Job Execution Events Disabled

The cloud backend CDK application includes a Lambda that subscribes to jobs events, specifically job execution events. Job execution events are disabled by default in AWS IoT Core. The cloud backend CDK application enables these events when it's first deployed.

If job execution events are inadvertantly disabled, the AWSLabsCertificateRotatorJobExecutionTerminal Lambda will not run during certificate rotations. Therefore, the old certificate will not be deleted at the conclusion of a rotation job. The first rotation job after disabling the events will conclude as SUCCEEDED. However the problem will manifest as subsequent jobs concluding as FAILED within a few seconds of the job being created.
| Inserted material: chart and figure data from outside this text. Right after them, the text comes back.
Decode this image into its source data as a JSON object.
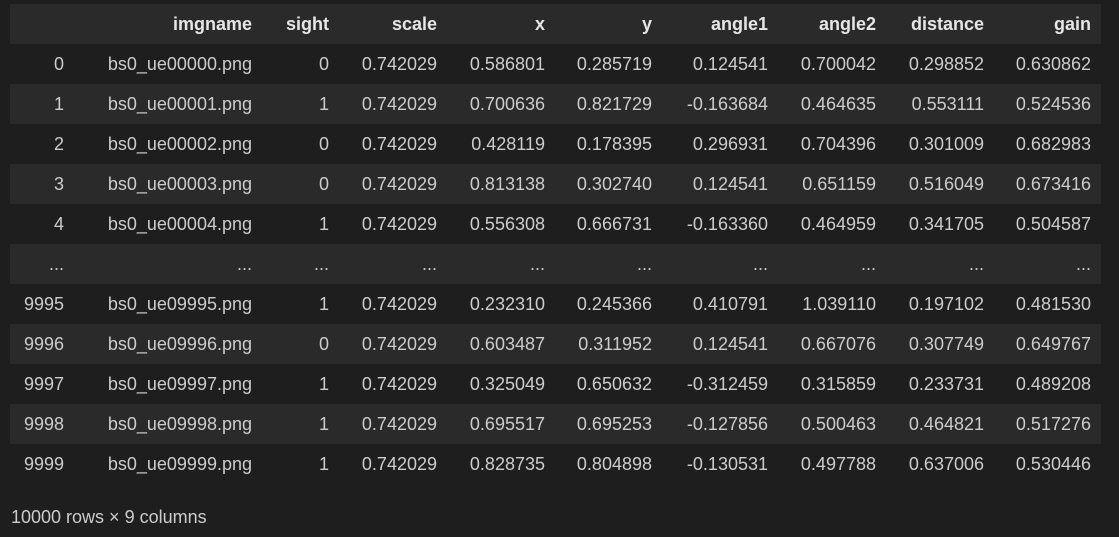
{
  "table": {
    "columns": [
      "",
      "imgname",
      "sight",
      "scale",
      "x",
      "y",
      "angle1",
      "angle2",
      "distance",
      "gain"
    ],
    "rows": [
      [
        "0",
        "bs0_ue00000.png",
        "0",
        "0.742029",
        "0.586801",
        "0.285719",
        "0.124541",
        "0.700042",
        "0.298852",
        "0.630862"
      ],
      [
        "1",
        "bs0_ue00001.png",
        "1",
        "0.742029",
        "0.700636",
        "0.821729",
        "-0.163684",
        "0.464635",
        "0.553111",
        "0.524536"
      ],
      [
        "2",
        "bs0_ue00002.png",
        "0",
        "0.742029",
        "0.428119",
        "0.178395",
        "0.296931",
        "0.704396",
        "0.301009",
        "0.682983"
      ],
      [
        "3",
        "bs0_ue00003.png",
        "0",
        "0.742029",
        "0.813138",
        "0.302740",
        "0.124541",
        "0.651159",
        "0.516049",
        "0.673416"
      ],
      [
        "4",
        "bs0_ue00004.png",
        "1",
        "0.742029",
        "0.556308",
        "0.666731",
        "-0.163360",
        "0.464959",
        "0.341705",
        "0.504587"
      ],
      [
        "...",
        "...",
        "...",
        "...",
        "...",
        "...",
        "...",
        "...",
        "...",
        "..."
      ],
      [
        "9995",
        "bs0_ue09995.png",
        "1",
        "0.742029",
        "0.232310",
        "0.245366",
        "0.410791",
        "1.039110",
        "0.197102",
        "0.481530"
      ],
      [
        "9996",
        "bs0_ue09996.png",
        "0",
        "0.742029",
        "0.603487",
        "0.311952",
        "0.124541",
        "0.667076",
        "0.307749",
        "0.649767"
      ],
      [
        "9997",
        "bs0_ue09997.png",
        "1",
        "0.742029",
        "0.325049",
        "0.650632",
        "-0.312459",
        "0.315859",
        "0.233731",
        "0.489208"
      ],
      [
        "9998",
        "bs0_ue09998.png",
        "1",
        "0.742029",
        "0.695517",
        "0.695253",
        "-0.127856",
        "0.500463",
        "0.464821",
        "0.517276"
      ],
      [
        "9999",
        "bs0_ue09999.png",
        "1",
        "0.742029",
        "0.828735",
        "0.804898",
        "-0.130531",
        "0.497788",
        "0.637006",
        "0.530446"
      ]
    ]
  },
  "footer": {
    "shape_text": "10000 rows × 9 columns"
  }
}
The component log will report that it received awslabs/things/thingName/certificate/create/rejected with an error message:

Pre-conditions not met

The Thing can be checked to see if it has more than one certificate attached. If so, the older certificate should be detached. And job events should be re-enabled as follows:

aws iot update-event-configurations --event-configurations "{\"JOB_EXECUTION\":{\"Enabled\": true}}"

Development and Testing

This solution is an extensible reference implementation. This section documents the code quality measures used during development, should you wish to modify or extend the solution.

Static Analysis

Static analysis is performed using Pylint. Example execution:

pylint artifacts backend/lambda libs tests *.py

Unit Tests

Unit tests are performed using pytest.

Example execution:

pytest --cov=.

With branch coverage reported:

pytest --cov=. --cov-branch

Producing an HTML coverage report in the htmlcov directory:

pytest --cov=. --cov-branch --cov-report=html

Producing a coverage report for just the on-device artifacts:

pytest --cov=artifacts --cov-branch

Security Scanning

Security scanning is performed using Bandit. Example execution:

bandit -r -v artifacts backend/lambda libs *.py

Automated Integration Tests

This repository includes an automated integration test suite built on top of Robot Framework. This can be run on demand from the command-line but it is also included as part of the CI/CD pipeline.

CI/CD Pipeline

This repository offers a CodePipeline CI/CD pipeline as a CDK application. This can be optionally deployed to the same account as the Greengrass core devices and the cloud backend. This pipeline is intended for use in DEV, TEST or NON-PROD environments to support testing and development of this component and associated backend.

This CI/CD pipeline automates the build and deployment of both the Certificate Rotator Greengrass component and the cloud backend CDK application. Additionally, it runs the automated integration test suite after deployment.

CDK Unit Tests

Both the cloud backend and the CI/CD pipeline CDK applications are supplied with unit tests. Example execution:

npm run tests

CDK Nag

Both the cloud backend and the CI/CD pipeline CDK applications use the AWS Solutions rules pack of CDK Nag to validate their stacks at the time of synthesis.

Test Fleet

The Greengrass EC2 Device Farm is a convenient way to bring up a disparate fleet of Greengrass devices. This component has been tested against the operating systems and machine architectures supported by the farm. Additionally, it has been tested against a Raspberry Pi 4 with Raspbian OS 10 (Buster) 32-bit (armv7l), with SoftHSMv2 for PKCS#11/HSM coverage.